第10話
それからの私たちの毎日は、週に4回音楽室で私がピアノを弾き、3回公園でサッカーをするというルーティンが出来上がった。
私がピアノを弾いている時も、昴と公園でサッカーをしている時も、私たちは夜の世界だけで、存分に日々を満喫していた。みんなと同じように、太陽の下で学校に行けなくても、昴がいてくれたら私は十分幸せだと思えた。
ここのところ、ずいぶん遅くまで昴は私と遊んでくれていた。お家の人は心配しないのかと再三尋ねても、昴は相変わらず、おばあちゃんの認知症で、家に帰っても楽しくないのだとけろっとした顔で話していた。
「僕は、光莉と過ごしている方がよっぽど楽しいんだ」
そんなふうに言われてしまったら、私だって反論できない。
「私も、昴と一緒に遊べて最高に楽しいよ。ううん、毎日が、月の光みたいに穏やかに輝いて見える」
「それ、詩的な表現だね。光莉はいつか、詩人になれるよ」
「なにそれ。私はピアノしか愛せません!」
昴は適当なことを言っているように見えるのに、いつも私の胸をくすぐったり、喜ばせたりしてくれる。それは私が、彼のことを特別な存在だと思っているからなのだろうか?

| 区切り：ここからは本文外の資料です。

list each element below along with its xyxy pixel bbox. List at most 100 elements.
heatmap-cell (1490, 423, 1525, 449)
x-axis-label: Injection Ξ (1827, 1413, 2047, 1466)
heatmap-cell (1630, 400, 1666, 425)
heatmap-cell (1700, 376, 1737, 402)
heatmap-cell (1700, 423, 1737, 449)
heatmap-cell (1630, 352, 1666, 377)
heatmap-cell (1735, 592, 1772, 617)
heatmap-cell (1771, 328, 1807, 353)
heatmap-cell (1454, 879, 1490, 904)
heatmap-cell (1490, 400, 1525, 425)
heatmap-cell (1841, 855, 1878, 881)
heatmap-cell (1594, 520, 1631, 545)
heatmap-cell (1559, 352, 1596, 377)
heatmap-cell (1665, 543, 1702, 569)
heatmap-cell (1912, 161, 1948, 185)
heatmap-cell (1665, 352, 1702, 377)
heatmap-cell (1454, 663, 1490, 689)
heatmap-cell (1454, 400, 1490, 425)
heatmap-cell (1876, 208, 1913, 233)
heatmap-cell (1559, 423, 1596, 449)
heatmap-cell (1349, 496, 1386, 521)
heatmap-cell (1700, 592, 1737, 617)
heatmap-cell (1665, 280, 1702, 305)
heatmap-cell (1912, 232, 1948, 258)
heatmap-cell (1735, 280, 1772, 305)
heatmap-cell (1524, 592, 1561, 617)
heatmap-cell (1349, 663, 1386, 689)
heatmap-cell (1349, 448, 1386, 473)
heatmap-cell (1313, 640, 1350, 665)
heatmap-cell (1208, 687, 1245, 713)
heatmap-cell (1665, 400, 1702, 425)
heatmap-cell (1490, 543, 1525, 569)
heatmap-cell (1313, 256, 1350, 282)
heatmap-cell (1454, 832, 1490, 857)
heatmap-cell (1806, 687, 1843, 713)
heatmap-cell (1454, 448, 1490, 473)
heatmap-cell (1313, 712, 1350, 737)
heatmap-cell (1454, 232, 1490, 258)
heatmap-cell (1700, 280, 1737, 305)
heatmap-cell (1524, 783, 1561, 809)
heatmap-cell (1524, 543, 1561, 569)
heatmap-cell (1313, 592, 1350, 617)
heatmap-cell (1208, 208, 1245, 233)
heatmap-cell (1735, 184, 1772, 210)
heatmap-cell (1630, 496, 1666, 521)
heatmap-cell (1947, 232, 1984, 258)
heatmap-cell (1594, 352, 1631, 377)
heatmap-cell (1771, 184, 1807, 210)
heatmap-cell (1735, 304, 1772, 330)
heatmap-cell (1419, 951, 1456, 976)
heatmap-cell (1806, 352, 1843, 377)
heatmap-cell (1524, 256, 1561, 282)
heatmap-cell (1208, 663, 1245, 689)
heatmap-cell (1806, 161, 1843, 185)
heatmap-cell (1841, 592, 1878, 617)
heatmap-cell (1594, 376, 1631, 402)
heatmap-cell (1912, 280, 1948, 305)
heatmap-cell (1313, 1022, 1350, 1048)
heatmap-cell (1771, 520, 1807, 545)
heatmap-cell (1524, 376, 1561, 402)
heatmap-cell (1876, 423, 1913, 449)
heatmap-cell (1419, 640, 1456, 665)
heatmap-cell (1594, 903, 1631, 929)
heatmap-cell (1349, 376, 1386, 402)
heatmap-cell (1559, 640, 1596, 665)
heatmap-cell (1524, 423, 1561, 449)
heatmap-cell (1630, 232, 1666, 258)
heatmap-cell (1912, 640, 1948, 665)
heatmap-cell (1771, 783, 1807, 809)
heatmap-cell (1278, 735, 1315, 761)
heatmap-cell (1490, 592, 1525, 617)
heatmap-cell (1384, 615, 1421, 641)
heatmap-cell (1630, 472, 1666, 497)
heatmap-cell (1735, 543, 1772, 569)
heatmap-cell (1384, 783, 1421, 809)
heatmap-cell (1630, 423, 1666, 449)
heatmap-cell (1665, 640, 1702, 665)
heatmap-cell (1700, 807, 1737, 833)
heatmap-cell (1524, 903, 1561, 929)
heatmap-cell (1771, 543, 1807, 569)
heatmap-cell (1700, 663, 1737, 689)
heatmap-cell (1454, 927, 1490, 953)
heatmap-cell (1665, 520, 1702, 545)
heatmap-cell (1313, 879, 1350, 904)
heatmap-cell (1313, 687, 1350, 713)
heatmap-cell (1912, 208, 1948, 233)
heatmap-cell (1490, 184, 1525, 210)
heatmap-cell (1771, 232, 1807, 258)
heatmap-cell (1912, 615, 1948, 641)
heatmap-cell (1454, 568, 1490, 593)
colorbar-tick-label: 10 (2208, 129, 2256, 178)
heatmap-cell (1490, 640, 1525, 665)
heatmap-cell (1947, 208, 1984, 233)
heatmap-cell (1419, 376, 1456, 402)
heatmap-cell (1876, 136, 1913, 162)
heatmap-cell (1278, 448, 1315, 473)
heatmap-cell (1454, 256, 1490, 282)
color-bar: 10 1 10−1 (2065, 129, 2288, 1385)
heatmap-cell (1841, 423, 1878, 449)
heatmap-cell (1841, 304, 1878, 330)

昴との毎日は、孤独だった私の日々を優しく照らしてくれる月の光なのは、間違いなかった。昴はいつも、私のことを気遣い、楽しませてくれた。私の弾く『月の光』を最後まで心地良さそうに聞いて、終わったら拍手をしてくれる。サッカーで汗水垂らして下手くそな私にもパスをしてくれる。たったそれだけのことが、私の胸を大きく揺さぶった。
昴と出会って数ヶ月の月日が流れた。
12月に入り、私の苦手な本格的な冬が訪れようとしていた。冬は、夜になると一気に気温が下がる。遅くまで外にはいられない。
私たちは、普段は夜中の12時過ぎまで一緒に過ごしていたのだが、最近は寒くなってきたので10時半には家に帰ろうということになっていた。
彼と過ごせる時間は、1日1時間半程度だ。寂しかったし、もっと長く一緒にいたいと思うけれど、ほぼ毎日会っているのだから、わがままは言っていられない。
だが、12月になると、昴はよく待ち合わせの時間に遅れるようになった。夜8時に目が醒める私は、最短30分で準備をして出掛けているのだが、昴は約束の9時になっても学校の校門前に姿を現さないことが増えた。9時半になり、ようやく彼がやってきた頃には、私はすでに音楽室で『月の光』を何回も弾いたあとだった。
「ごめん、寝坊しちゃったんだ」
私のように昼間に眠る体質でもないのに、昴はそう言って申し訳なさそうに頭を下げる。「宿題が終わらなくて」とか、「おばあちゃんの世話が長引いて」とか、遅れる理由のバリエーションは様々だった。どれも仕方がないと思わせられるものばかりで、私はやきもきさせられた。
「全然大丈夫なんだけど、早く帰らないといけないから、ちょっと寂しいかなって」
遅刻しまくる昴にもう少しだけ罪悪感を抱いて欲しくて、私は小さく拗ねてみせた。
「ご、ごめんって! そうだよな。最近寒いし、会える時間も少ないし……。じゃあさ、お詫びといってはなんだけど、今度のクリスマスの日、街にデートに行かない? その日だけは、門限はなしということで」
デート、という響きが、私の脳天にぱっと閃光のように降り注ぐ。
これまでだって、学校や公園でデートをしていると言えばそうだったが、クリスマスという特別な日に街へ出かけるなんて、想像するだけでも胸が高鳴った。
私は嬉しくてつい、自分の頬が綻んでいるのに気づいた。さっきまで不貞腐れていた気持ちはどこへいってしまったんだろう。
「その感じは、決まりだね」
私の表情を見て、私がデートに行きたいと思っていることを察してくれた昴がほっとしたように笑った。
「うん。ありがとう。楽しみ」
私は昴の目を見て、この人には敵わないと思ってしまう。彼は私をすぐに悲しくさせるし、かと思えば私を胸いっぱいに喜ばせてくれる。いつも穏やかに輝く月とは反対に、山の天気みたいにころころと気分が変わっていく自分が、自分でも不思議だった。
私はもう、どうしようもなく昴のことを好きになっていた。